What is Reality? (Jeff Hawkins with Sandra Blakeslee)

What is Reality? (adapted from Consciousness and Creativity, in On Intelligence, by Jeff Hawkins with Sandra Blakeslee, New York 2004)

People are real, trees are real, my cat is real, the social situations you find yourself in are real. But your understanding of the world and your responses to it are based on predictions coming from your internal model. At any moment in time, you can directly sense only a tiny part of your world. That tiny part dictates what memories will be invoked, but it isn’t sufficient on its own to build the whole of your current perception. … Most of what you perceive is not coming through your senses; it is generated by your internal memory model. So the question ‘What is reality?’ is largely a matter of how accurately our cortical model reflects the true nature of the world.

Many aspects of the world around us are so consistent that nearly every human has the same internal model of them. … The simple physical properties of the world are learned by all people. But much of our world model is based on custom, culture, and what our parents teach us. These parts of our model are less consistent and might be totally different for different people. … Much of psychology is based on the consequences of early life experience, attachment, and nurturance because that is when the brain first lays down its model of the world.

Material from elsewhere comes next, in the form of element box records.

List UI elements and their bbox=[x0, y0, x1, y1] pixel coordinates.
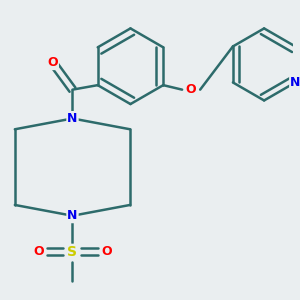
Text: O: O bbox=[185, 83, 196, 96]
Text: O: O bbox=[47, 56, 58, 69]
Text: N: N bbox=[67, 209, 78, 222]
Text: S: S bbox=[68, 245, 77, 259]
Text: N: N bbox=[67, 112, 78, 125]
Text: O: O bbox=[101, 245, 112, 258]
Text: N: N bbox=[290, 76, 300, 89]
Text: O: O bbox=[33, 245, 44, 258]
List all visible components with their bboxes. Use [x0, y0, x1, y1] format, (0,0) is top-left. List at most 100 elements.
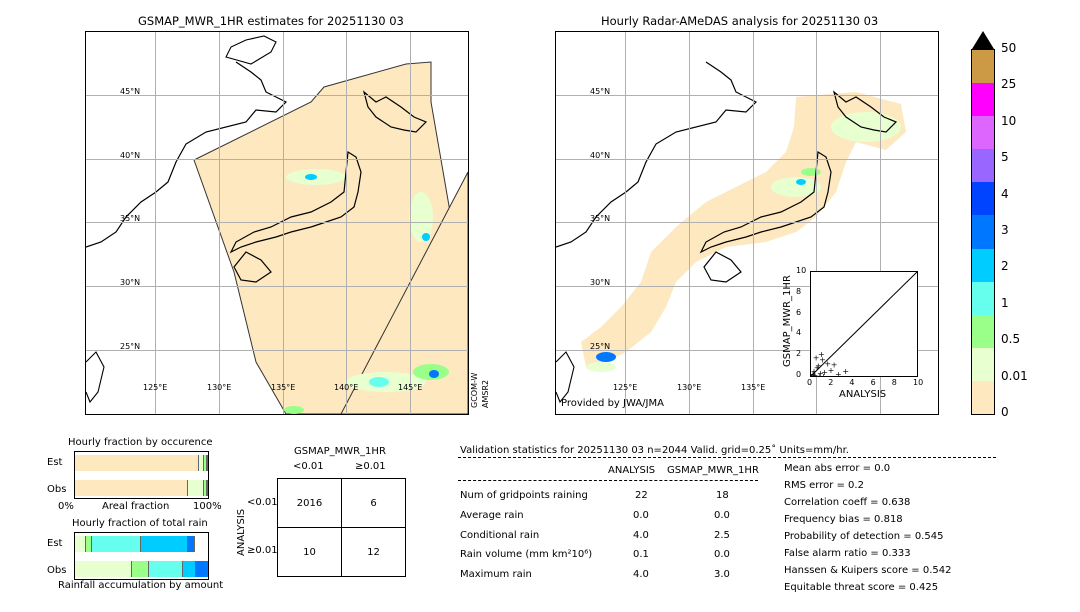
score-mae: Mean abs error = 0.0 — [784, 463, 891, 474]
contingency-row-lt: <0.01 — [247, 497, 278, 508]
stat-label-volume: Rain volume (mm km²10⁶) — [460, 549, 593, 560]
colorbar-tick-label: 3 — [1001, 223, 1009, 237]
left-lat-30: 30°N — [120, 278, 141, 287]
occurrence-obs-bar — [75, 480, 208, 496]
right-map-panel: 45°N 40°N 35°N 30°N 25°N 125°E 130°E 135… — [555, 31, 939, 415]
scatter-x-tick: 8 — [891, 378, 897, 387]
right-map-svg — [556, 61, 906, 404]
right-map-title: Hourly Radar-AMeDAS analysis for 2025113… — [601, 14, 879, 28]
score-hk: Hanssen & Kuipers score = 0.542 — [784, 565, 952, 576]
bar-segment — [198, 455, 204, 471]
colorbar-segment — [972, 83, 994, 117]
colorbar-tick-label: 0.5 — [1001, 332, 1021, 347]
colorbar-tick-label: 2 — [1001, 259, 1009, 274]
occurrence-axis-left: 0% — [58, 501, 74, 512]
validation-divider-top — [458, 457, 996, 458]
scatter-y-tick: 6 — [796, 307, 802, 317]
bar-segment — [204, 480, 207, 496]
occurrence-est-label: Est — [47, 457, 63, 468]
rain-fraction-chart — [74, 532, 209, 580]
bar-segment — [206, 455, 208, 471]
scatter-point: + — [813, 353, 820, 362]
left-lon-145: 145°E — [398, 383, 423, 392]
rain-obs-label: Obs — [47, 565, 67, 576]
left-lon-125: 125°E — [143, 383, 168, 392]
colorbar-segment — [972, 281, 994, 315]
colorbar-segment — [972, 149, 994, 183]
scatter-point: + — [816, 372, 823, 376]
left-lat-35: 35°N — [120, 214, 141, 223]
scatter-point: + — [828, 366, 835, 375]
scatter-point: + — [831, 361, 838, 370]
scatter-point: + — [818, 350, 825, 359]
bar-segment — [188, 480, 204, 496]
scatter-point: + — [824, 360, 831, 369]
bar-segment — [75, 536, 86, 552]
scatter-y-tick: 2 — [796, 349, 802, 359]
validation-col-gsmap: GSMAP_MWR_1HR — [667, 465, 759, 476]
stat-analysis-raining: 22 — [635, 490, 648, 501]
right-lat-35: 35°N — [590, 214, 611, 223]
colorbar-segment — [972, 116, 994, 150]
colorbar-tick-label: 0.01 — [1001, 368, 1028, 383]
validation-divider-mid — [458, 480, 758, 481]
right-lon-135: 135°E — [741, 383, 766, 392]
stat-gsmap-raining: 18 — [716, 490, 729, 501]
right-lat-25: 25°N — [590, 342, 611, 351]
contingency-col-lt: <0.01 — [293, 461, 324, 472]
colorbar-segment — [972, 215, 994, 249]
bar-segment — [149, 561, 183, 577]
bar-segment — [85, 536, 93, 552]
left-map-title: GSMAP_MWR_1HR estimates for 20251130 03 — [138, 14, 404, 28]
occurrence-axis-mid: Areal fraction — [102, 501, 170, 512]
scatter-svg: ++++++++++++++++++ — [811, 272, 917, 376]
bar-segment — [204, 455, 207, 471]
stat-gsmap-conditional: 2.5 — [714, 530, 730, 541]
scatter-x-tick: 10 — [913, 378, 924, 387]
occurrence-est-bar — [75, 455, 208, 471]
colorbar-tick-label: 25 — [1001, 77, 1017, 92]
scatter-y-tick: 8 — [796, 286, 802, 296]
occurrence-obs-label: Obs — [47, 484, 67, 495]
bar-segment — [132, 561, 150, 577]
colorbar-tick-label: 0 — [1001, 405, 1009, 419]
stat-analysis-maximum: 4.0 — [633, 569, 649, 580]
stat-label-conditional: Conditional rain — [460, 530, 540, 541]
score-ets: Equitable threat score = 0.425 — [784, 582, 939, 593]
scatter-point: + — [811, 371, 817, 376]
right-lon-125: 125°E — [613, 383, 638, 392]
stat-gsmap-volume: 0.0 — [714, 549, 730, 560]
scatter-point: + — [819, 355, 826, 364]
scatter-y-tick: 10 — [796, 266, 807, 275]
validation-header: Validation statistics for 20251130 03 n=… — [460, 445, 849, 456]
satellite-label-gcomw: GCOM-W — [470, 372, 479, 408]
occurrence-axis-right: 100% — [193, 501, 222, 512]
score-pod: Probability of detection = 0.545 — [784, 531, 944, 542]
scatter-x-tick: 4 — [849, 378, 855, 387]
scatter-point: + — [842, 367, 849, 376]
stat-label-raining: Num of gridpoints raining — [460, 490, 588, 501]
colorbar-segment — [972, 50, 994, 84]
scatter-xlabel: ANALYSIS — [839, 389, 887, 400]
colorbar-segment — [972, 182, 994, 216]
score-far: False alarm ratio = 0.333 — [784, 548, 911, 559]
colorbar-over-arrow — [972, 31, 994, 49]
bar-segment — [75, 455, 199, 471]
scatter-y-tick: 4 — [796, 328, 802, 338]
stat-analysis-average: 0.0 — [633, 510, 649, 521]
left-map-svg — [86, 35, 468, 414]
bar-segment — [141, 536, 189, 552]
rain-obs-bar — [75, 561, 208, 577]
contingency-table: 2016 6 10 12 — [277, 478, 406, 577]
left-lat-25: 25°N — [120, 342, 141, 351]
scatter-point: + — [814, 364, 821, 373]
contingency-row-axis: ANALYSIS — [236, 508, 247, 556]
contingency-row-ge: ≥0.01 — [247, 545, 278, 556]
occurrence-chart — [74, 451, 209, 499]
contingency-cell-nn: 2016 — [277, 478, 342, 528]
contingency-cell-ny: 6 — [341, 478, 406, 528]
left-lat-40: 40°N — [120, 151, 141, 160]
rain-axis-label: Rainfall accumulation by amount — [58, 580, 224, 591]
stat-analysis-conditional: 4.0 — [633, 530, 649, 541]
scatter-ylabel: GSMAP_MWR_1HR — [782, 275, 793, 367]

Your culture thoroughly shapes your world model. For example, studies show that Asians and Westerners perceive space and objects differently. Asians attend more to the space between objects, whereas Westerners mostly attend to objects – a difference that translates into separate aesthetics and ways of solving problems. … Different religious beliefs learned in early life can lead to completely different models of morality, how men and women are to be treated, and even the value of life itself. Clearly these differing models of the world can’t all be correct in some absolute, universal way, even though they may seem correct to an individual. Moral reasoning, both the good and the bad, is learned.

Your culture (and family experience) teaches you stereotypes, which are unfortunately an unavoidable part of life. Throughout this book, you could substitute the word stereotype for invariant memory (or invariant representation) without substantially altering the meaning. Prediction by analogy is pretty much the same as judgment by stereotype. Negative stereotyping has terrible social consequences. If my theory of intelligence is right, we cannot rid people of their propensity to think in stereotypes, because stereotypes are how the cortex works. Stereotyping is an inherent feature of the brain.

The way to eliminate the harm caused by stereotypes is to teach our children to recognize false stereotypes, to be empathetic, and to be skeptical. We need to promote these critical-thinking skills in addition to instilling the best values we know. Skepticism, the heart of the scientific method, is the only way we know how to ferret out fact from fiction.